L'opposition du ministère des Finances et les remous électoraux ont empêché la mise en œuvre de ce plan coûteux (25 à 28 milliards sur 5 à 7 ans) ; mais le nouveau ministre, Lionel Jospin, en reprend la disposition essentielle : la revalorisation des salaires dans le cadre d'un « contrat social » pour l'éducation ; celui-ci conditionne la « campagne de communication », lancée pour recruter des professeurs dont la promotion doit être facilitée par la création d'une agrégation interne. Reste à régler, avant le 1er janvier 1993, un problème fondamental : celui du Marché commun des diplômes.

Pierre Tribault

Justice

Dans le cadre de l'alternance politique, M. Albin Chalandon abandonne la chancellerie à M. Pierre Arpaillange, dont personne n'ignore les idées « réformistes ». Sa nomination et le départ en retraite de Mme Simone Rozès conduisent au renouvellement des hauts magistrats de la hiérarchie judiciaire. D'aucuns dénoncent des choix trop politiques.

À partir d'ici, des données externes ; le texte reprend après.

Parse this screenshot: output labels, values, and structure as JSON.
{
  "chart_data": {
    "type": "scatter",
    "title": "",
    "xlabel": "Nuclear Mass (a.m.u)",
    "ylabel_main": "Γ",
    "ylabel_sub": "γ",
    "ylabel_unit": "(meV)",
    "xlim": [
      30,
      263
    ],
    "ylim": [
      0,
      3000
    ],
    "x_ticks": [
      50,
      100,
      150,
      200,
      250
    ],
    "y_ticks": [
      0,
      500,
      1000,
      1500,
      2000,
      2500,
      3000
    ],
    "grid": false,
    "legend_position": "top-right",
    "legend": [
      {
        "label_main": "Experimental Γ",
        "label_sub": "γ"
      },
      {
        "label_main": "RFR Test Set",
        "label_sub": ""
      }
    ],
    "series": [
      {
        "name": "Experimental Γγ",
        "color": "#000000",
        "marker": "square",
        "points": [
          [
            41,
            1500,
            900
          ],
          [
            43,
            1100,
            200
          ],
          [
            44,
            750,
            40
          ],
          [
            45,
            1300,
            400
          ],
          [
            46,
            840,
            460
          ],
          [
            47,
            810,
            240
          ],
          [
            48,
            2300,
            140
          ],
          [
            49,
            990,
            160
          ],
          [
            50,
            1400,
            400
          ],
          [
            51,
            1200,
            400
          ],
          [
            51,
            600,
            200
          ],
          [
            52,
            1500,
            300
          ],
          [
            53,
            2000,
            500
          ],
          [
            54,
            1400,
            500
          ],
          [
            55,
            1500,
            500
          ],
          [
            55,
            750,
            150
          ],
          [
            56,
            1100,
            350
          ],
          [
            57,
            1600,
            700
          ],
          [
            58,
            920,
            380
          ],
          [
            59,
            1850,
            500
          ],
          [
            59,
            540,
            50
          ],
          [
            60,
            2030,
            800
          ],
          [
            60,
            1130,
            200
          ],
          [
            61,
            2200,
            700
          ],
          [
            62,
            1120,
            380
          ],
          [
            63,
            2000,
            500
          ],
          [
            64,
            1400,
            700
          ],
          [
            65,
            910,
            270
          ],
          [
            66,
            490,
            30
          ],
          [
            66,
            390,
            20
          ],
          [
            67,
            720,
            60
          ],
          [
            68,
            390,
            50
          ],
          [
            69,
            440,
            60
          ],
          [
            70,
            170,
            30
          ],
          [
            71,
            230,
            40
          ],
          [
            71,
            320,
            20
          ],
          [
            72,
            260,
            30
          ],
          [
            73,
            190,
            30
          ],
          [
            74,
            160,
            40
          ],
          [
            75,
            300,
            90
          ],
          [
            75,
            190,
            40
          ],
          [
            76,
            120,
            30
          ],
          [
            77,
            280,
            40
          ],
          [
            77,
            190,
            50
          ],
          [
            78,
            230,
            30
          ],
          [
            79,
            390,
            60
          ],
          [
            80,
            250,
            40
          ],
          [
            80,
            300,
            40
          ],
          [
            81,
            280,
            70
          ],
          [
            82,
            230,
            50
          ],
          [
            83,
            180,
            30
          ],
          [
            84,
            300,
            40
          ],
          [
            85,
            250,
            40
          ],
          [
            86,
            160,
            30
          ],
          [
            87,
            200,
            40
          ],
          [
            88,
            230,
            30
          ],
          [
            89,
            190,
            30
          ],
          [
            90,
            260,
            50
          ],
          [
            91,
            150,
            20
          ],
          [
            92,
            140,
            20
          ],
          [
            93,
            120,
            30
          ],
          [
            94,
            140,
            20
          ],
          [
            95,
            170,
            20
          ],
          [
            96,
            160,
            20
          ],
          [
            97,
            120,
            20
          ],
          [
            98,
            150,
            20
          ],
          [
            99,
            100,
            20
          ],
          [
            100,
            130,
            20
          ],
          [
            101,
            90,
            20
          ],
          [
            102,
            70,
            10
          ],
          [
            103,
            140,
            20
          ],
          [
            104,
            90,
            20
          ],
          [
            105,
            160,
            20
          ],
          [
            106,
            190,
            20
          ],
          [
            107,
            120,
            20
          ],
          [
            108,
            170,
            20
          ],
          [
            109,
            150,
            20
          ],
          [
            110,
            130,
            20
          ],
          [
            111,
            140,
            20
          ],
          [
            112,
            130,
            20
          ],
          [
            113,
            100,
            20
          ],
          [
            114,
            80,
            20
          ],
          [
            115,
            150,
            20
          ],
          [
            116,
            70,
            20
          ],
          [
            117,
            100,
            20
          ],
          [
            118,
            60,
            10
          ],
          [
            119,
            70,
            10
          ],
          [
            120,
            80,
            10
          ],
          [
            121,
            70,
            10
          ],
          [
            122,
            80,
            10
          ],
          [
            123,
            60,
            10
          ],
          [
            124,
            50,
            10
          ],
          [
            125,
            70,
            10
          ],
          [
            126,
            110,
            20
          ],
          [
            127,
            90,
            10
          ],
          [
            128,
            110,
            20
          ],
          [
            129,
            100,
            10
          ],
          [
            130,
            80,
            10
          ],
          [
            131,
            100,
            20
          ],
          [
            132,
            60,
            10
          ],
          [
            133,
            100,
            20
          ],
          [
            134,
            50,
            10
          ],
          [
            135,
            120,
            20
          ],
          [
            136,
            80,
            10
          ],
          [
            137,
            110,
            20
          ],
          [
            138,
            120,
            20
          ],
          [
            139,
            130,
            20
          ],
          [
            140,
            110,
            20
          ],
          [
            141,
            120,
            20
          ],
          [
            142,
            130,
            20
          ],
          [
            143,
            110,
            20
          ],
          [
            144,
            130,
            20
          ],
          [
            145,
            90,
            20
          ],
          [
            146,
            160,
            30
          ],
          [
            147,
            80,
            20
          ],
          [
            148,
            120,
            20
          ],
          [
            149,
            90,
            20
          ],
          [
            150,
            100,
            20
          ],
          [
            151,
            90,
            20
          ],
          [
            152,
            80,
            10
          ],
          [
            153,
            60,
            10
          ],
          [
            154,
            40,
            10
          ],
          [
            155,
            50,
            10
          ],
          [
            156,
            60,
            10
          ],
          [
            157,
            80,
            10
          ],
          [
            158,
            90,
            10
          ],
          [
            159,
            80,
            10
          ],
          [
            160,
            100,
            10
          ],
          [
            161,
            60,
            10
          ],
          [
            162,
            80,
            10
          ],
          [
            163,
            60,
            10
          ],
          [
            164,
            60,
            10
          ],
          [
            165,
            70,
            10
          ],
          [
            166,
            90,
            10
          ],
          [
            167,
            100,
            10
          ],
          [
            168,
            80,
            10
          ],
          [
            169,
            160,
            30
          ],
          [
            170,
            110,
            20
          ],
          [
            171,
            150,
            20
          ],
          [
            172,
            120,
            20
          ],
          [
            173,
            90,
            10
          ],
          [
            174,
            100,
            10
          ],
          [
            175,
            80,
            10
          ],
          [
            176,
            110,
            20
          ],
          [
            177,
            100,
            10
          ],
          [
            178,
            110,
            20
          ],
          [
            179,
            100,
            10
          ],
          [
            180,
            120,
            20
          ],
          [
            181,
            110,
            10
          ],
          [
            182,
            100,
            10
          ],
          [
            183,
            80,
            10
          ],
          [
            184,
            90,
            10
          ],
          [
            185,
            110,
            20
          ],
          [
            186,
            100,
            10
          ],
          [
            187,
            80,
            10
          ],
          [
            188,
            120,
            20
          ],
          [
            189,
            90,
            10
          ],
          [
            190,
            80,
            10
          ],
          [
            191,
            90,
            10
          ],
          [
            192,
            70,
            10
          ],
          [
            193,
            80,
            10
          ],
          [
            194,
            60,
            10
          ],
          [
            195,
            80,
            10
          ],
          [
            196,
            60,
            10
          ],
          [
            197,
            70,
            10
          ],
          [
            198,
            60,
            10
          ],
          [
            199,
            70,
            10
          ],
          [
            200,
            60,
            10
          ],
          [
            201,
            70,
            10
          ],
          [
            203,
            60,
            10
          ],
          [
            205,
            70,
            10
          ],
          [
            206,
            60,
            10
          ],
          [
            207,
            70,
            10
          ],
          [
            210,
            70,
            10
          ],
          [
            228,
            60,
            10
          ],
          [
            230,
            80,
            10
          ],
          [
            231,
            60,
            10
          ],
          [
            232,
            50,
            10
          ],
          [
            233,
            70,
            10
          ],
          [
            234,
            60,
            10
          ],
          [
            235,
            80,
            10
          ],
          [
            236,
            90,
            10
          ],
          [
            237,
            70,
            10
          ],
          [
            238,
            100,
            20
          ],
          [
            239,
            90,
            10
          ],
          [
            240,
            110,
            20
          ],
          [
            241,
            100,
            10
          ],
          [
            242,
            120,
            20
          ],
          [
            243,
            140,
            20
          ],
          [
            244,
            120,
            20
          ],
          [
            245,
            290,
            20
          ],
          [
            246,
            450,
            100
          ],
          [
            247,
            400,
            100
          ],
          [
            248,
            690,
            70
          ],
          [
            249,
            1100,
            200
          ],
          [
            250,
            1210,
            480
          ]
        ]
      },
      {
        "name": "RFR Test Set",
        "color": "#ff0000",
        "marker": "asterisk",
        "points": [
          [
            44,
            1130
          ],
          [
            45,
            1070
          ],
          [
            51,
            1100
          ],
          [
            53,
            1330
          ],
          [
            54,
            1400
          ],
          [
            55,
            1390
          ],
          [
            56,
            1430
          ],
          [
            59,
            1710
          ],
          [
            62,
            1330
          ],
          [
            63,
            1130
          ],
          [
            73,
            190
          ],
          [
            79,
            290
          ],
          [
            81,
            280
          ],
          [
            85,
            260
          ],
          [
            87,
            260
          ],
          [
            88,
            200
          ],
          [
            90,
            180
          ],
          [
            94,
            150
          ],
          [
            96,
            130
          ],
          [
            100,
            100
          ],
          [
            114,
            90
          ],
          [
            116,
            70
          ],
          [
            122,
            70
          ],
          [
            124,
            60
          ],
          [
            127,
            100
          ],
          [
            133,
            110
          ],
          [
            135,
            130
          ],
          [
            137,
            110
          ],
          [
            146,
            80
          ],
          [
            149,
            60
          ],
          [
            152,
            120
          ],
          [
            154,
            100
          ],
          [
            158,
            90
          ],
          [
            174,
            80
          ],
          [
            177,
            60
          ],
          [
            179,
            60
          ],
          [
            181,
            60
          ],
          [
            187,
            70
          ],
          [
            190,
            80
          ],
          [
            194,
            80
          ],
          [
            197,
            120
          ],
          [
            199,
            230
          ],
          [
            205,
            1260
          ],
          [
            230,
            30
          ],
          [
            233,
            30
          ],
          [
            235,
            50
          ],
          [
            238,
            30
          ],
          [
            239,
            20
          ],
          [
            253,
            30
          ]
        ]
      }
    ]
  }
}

Le 22, le garde des Sceaux annonce que 2 863 détenus condamnés ont bénéficié de la grâce présidentielle ; 2 308 autres ont été libérés en vertu de la loi d'amnistie. Symbole de « l'ouverture » à la société civile et technicien dont on attend le traitement de la crise judiciaire, M. Arpaillange se heurte vite à de multiples difficultés. Sa décision de mettre un terme à l'isolement des terroristes prisonniers suscite un tel tollé que le Premier ministre le désavoue publiquement.

L'inculpation du juge Boulouque le 18 novembre pour violation du secret de l'instruction sur plainte de l'inculpé, Fouad Ali Saleh, présumé terroriste, est l'occasion d'une nouvelle tempête politique ; l'autorité de M. Arpaillange en souffre. Selon son propre constat, « l'état d'urgence » de la justice impose l'abandon des grandes réformes pour des réalisations ponctuelles. La « remise à plat » du Code pénal et du Code de procédure pénale est reportée ; la réforme du Conseil supérieur de la magistrature n'est plus à l'ordre du jour, une nouvelle loi modifiant le régime de la détention provisoire écarte l'instauration d'une collégialité de juges d'instruction.

Malgré sa faveur pour les peines de substitution, le garde des Sceaux est contraint de reprendre à son compte le projet de construction de nouvelles prisons de son prédécesseur ; mais il l'ampute de 2 000 places. En septembre-octobre, la grève des gardiens révèle la crise que traverse le monde carcéral. Les racines du mal judiciaire sont d'abord budgétaires : la nation consacre à peine 0,5 % de son budget à sa justice.

Hervé Robert

Chronique judiciaire

Procès du passé, du présent, du futur, groupés sur une même année. Le passé recomposé, c'est celui de Christian David, dit « le Beau Serge ». Le présent radiographié, c'est la médecine et ses turpitudes aux assises de Poitiers. Le futur annoncé, c'est la mouvance terroriste d'Action directe, qui passe en correctionnelle en avant-première.

Christian David est un revenant des années 60. Il a tué le commissaire Galibert, il y a près de 22 ans. Sa vie s'apparente à un vieux polar aux pages usées. Il travaillait pour la French Connection, a filé en Amérique du Sud, purgé une peine dans les prisons américaines. Extradé, le Beau Serge, devenu le Vieux Serge, tente tout pour faire retarder son procès et réussit.

Procès de notre temps, celui de ces trois médecins de Poitiers. À l'origine, une accusation gravissime : une jeune femme est morte sur la table d'opération à cause du sabotage d'un appareil respiratoire. Le Pr Mériel accuse les docteurs Diallo et Archambault, qui plaident « non coupable ». Les experts se contredisent et les jurés, faute de comprendre, acquittent en bloc comme si la victime, Nicole Berneron, était décédée de façon parfaitement naturelle.

Procès d'aujourd'hui, mais surtout de demain. Treize inculpés d'Action directe devant la 14e chambre correctionnelle de Paris pour association de malfaiteurs, avant que quatre d'entre eux ne répondent du pire. Le microcosme du terrorisme semble constitué de collégiens sournois, de phraseurs besogneux, d'intellectuels dépravés à la culture incertaine. On oublierait presque, tant les personnages sont inconsistants, que, à l'intérieur de cette mouvance molle, quatre tueurs froids sont dissimulés qui ont perpétré le lâche assassinat de Georges Besse, coupable à leurs yeux, à travers la direction de Renault, d'être un des éléments moteurs de la société.